While all this simmers under the surface,disunity is churning. First,the Congress has to choose candidates for 225 assembly constituencies. It started the process by dispatching observers to study and hold meetings with partymen in each constituency and come up with a list of potential candidates. After that was done,the party mystifyingly embarked on another process: an open call for applications that served to net a neat Rs 2 crore in fee and a flood of applicants. This has only made the final choice of candidates even more wrenching. Former chief minister Dharam Singh told this columnist from New Delhi that hundreds of these aspirants have landed in Delhi. Rather than good news,he said,this is a “headache for the high command”.

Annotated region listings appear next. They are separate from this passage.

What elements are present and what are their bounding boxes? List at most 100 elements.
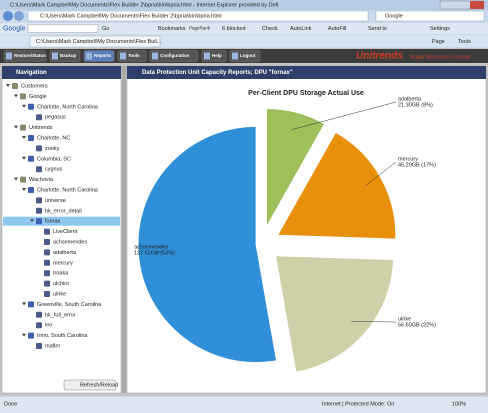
- tree-node[interactable]: troaka: [53, 271, 69, 277]
- splitter[interactable]: [122, 66, 126, 393]
- node-icon: [20, 124, 26, 131]
- page-menu[interactable]: Page: [432, 39, 445, 45]
- tab-title: C:\Users\Mark Campbell\My Documents\Flex…: [36, 39, 162, 45]
- google-send-to[interactable]: Send to: [368, 26, 387, 32]
- zoom-text[interactable]: 100%: [452, 401, 466, 407]
- node-icon: [36, 207, 42, 214]
- slice-value: 137.52GB (53%): [134, 250, 175, 256]
- tree-node[interactable]: Charlotte, North Carolina: [37, 187, 99, 193]
- tools-menu[interactable]: Tools: [458, 39, 471, 45]
- tree-node[interactable]: Unitrends: [29, 125, 53, 131]
- expander[interactable]: [22, 136, 26, 139]
- leader-line: [156, 249, 165, 254]
- slice-label: mercury: [398, 156, 418, 162]
- address: C:\Users\Mark Campbell\My Documents\Flex…: [40, 13, 222, 19]
- selected-row: [3, 216, 120, 226]
- expander[interactable]: [6, 84, 10, 87]
- tree-node[interactable]: Google: [29, 94, 47, 100]
- google-blocked[interactable]: 6 blocked: [222, 26, 246, 32]
- tree-node[interactable]: cygnus: [45, 167, 63, 173]
- search-text: Google: [385, 13, 403, 19]
- status-text: Done: [4, 401, 17, 407]
- button-icon: [204, 52, 210, 60]
- google-settings[interactable]: Settings: [430, 26, 450, 32]
- expander[interactable]: [22, 333, 26, 337]
- tree-node[interactable]: pegasus: [45, 115, 66, 121]
- tree-node[interactable]: mercury: [53, 260, 73, 266]
- button-label: Backup: [60, 53, 77, 58]
- node-icon: [36, 343, 42, 349]
- tree-node[interactable]: Wachovia: [29, 177, 54, 183]
- toolbar-button[interactable]: [149, 50, 199, 62]
- browser-tab[interactable]: [29, 35, 161, 48]
- google-bookmarks[interactable]: Bookmarks: [158, 26, 186, 32]
- tree-node[interactable]: Customers: [21, 83, 48, 89]
- button-label: Tools: [128, 53, 140, 58]
- button-label: Help: [212, 53, 222, 58]
- toolbar-button[interactable]: [3, 50, 47, 62]
- tree-node[interactable]: zooky: [45, 146, 60, 152]
- tree-node[interactable]: leo: [45, 323, 52, 329]
- tree-node[interactable]: Columbia, SC: [37, 156, 71, 162]
- expander[interactable]: [22, 188, 26, 191]
- tree-node[interactable]: bk_full_error: [45, 312, 76, 318]
- back-button[interactable]: [3, 11, 13, 21]
- node-icon: [36, 322, 42, 329]
- tree-node[interactable]: universe: [45, 198, 66, 204]
- tree-node[interactable]: fornax: [45, 219, 61, 225]
- navigation-title: Navigation: [16, 70, 47, 76]
- expander[interactable]: [30, 219, 34, 223]
- pie-slice: [275, 255, 394, 373]
- tree-node[interactable]: LiveClient: [53, 229, 78, 235]
- leader-line: [364, 161, 397, 187]
- tree-node[interactable]: achsemendes: [53, 239, 87, 245]
- close-button[interactable]: [470, 1, 484, 9]
- button-label: Logout: [240, 53, 256, 58]
- tree-node[interactable]: Charlotte, NC: [37, 135, 70, 141]
- slice-value: 21.30GB (8%): [398, 102, 433, 108]
- expander[interactable]: [14, 94, 18, 98]
- brand: Unitrends: [356, 51, 403, 62]
- tree-node[interactable]: ulrike: [53, 291, 66, 297]
- forward-button[interactable]: [14, 11, 24, 21]
- status-bar: [0, 397, 488, 413]
- report-header: [127, 66, 486, 79]
- expander[interactable]: [22, 156, 26, 160]
- google-check[interactable]: Check: [262, 26, 278, 32]
- window-title: C:\Users\Mark Campbell\My Documents\Flex…: [10, 2, 278, 8]
- pie-slice: [137, 126, 277, 363]
- slice-label: ulrike: [398, 316, 411, 322]
- button-label: Reports: [94, 53, 111, 58]
- expander[interactable]: [14, 125, 18, 129]
- expander[interactable]: [14, 177, 18, 181]
- google-pagerank: PageRank: [189, 26, 211, 31]
- google-go[interactable]: Go: [102, 26, 109, 32]
- pie-slice: [277, 131, 397, 240]
- tree-node[interactable]: mafler: [45, 343, 60, 349]
- button-icon: [152, 52, 158, 60]
- expander[interactable]: [22, 302, 26, 306]
- title-bar: [0, 0, 488, 10]
- refresh-label: Refresh/Reload: [80, 382, 118, 388]
- node-icon: [28, 332, 34, 339]
- chart-title: Per-Client DPU Storage Actual Use: [248, 90, 364, 97]
- button-label: Configuration: [160, 53, 190, 58]
- tree-node[interactable]: ulchiro: [53, 281, 69, 287]
- tree-node[interactable]: Irmo, South Carolina: [37, 333, 88, 339]
- search-box[interactable]: [375, 10, 485, 22]
- tree-node[interactable]: Greenville, South Carolina: [37, 302, 102, 308]
- node-icon: [36, 145, 42, 152]
- address-bar[interactable]: [27, 10, 369, 22]
- report-title: Data Protection Unit Capacity Reports; D…: [142, 70, 293, 76]
- node-icon: [36, 218, 42, 225]
- google-autofill[interactable]: AutoFill: [328, 26, 346, 32]
- tree-node[interactable]: Charlotte, North Carolina: [37, 104, 99, 110]
- tree-node[interactable]: bk_error_detail: [45, 208, 82, 214]
- google-search[interactable]: [27, 24, 99, 33]
- button-icon: [86, 52, 92, 60]
- google-autolink[interactable]: AutoLink: [290, 26, 312, 32]
- google-toolbar: [0, 23, 488, 34]
- refresh-button[interactable]: [63, 379, 117, 391]
- expander[interactable]: [22, 104, 26, 108]
- tree-node[interactable]: adalberta: [53, 250, 77, 256]
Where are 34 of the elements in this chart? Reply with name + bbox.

The party is dreading the announcement of the list of candidates as only one hundred candidates have been finalised. As for the other 125 seats,the strong hopefuls have been narrowed down to two,three or four. All hell may break loose upon the announcement of candidates unless the party has a strategy to deal with dissension from those who do not make the cut. For instance,in Bangalore city alone,the internal competition for the seats of Hebbal,K.R. Puram,Mahadevapura and Rajajinagar is intense. One Congress leader said the party could lose these seats because the final candidates could end up fighting thwarted party rivals rather than their official poll opponents. These constituency-level dramas could be the Congress’s undoing in Karnataka. Some see the vision of partymen blowing up its chances,seat by seat.

If that is the scenario within,it is the picture outside that gives the Congress some hope. The equally disunited BJP has run through three chief ministers during its blemished assembly term whose high points were infighting,incompetence and scandals. The party has splintered,and two newer parties are now led by former chief minister B.S. Yeddyurappa (KJP),and the mining scam-tainted Reddy brothers’ crony,former minister B. Sriramulu (BSR Congress). In all this,there is another not-to-forget election variable for parties: former prime minister H.D. Deve Gowda,his son,former chief minister H.D. Kumaraswamy,and their Janata Dal (S).

Trends in the recent urban body elections in Karnataka indicate that exasperated voters feel the Congress deserves a chance. But whether the Congress itself feels deserving of that chance is another matter.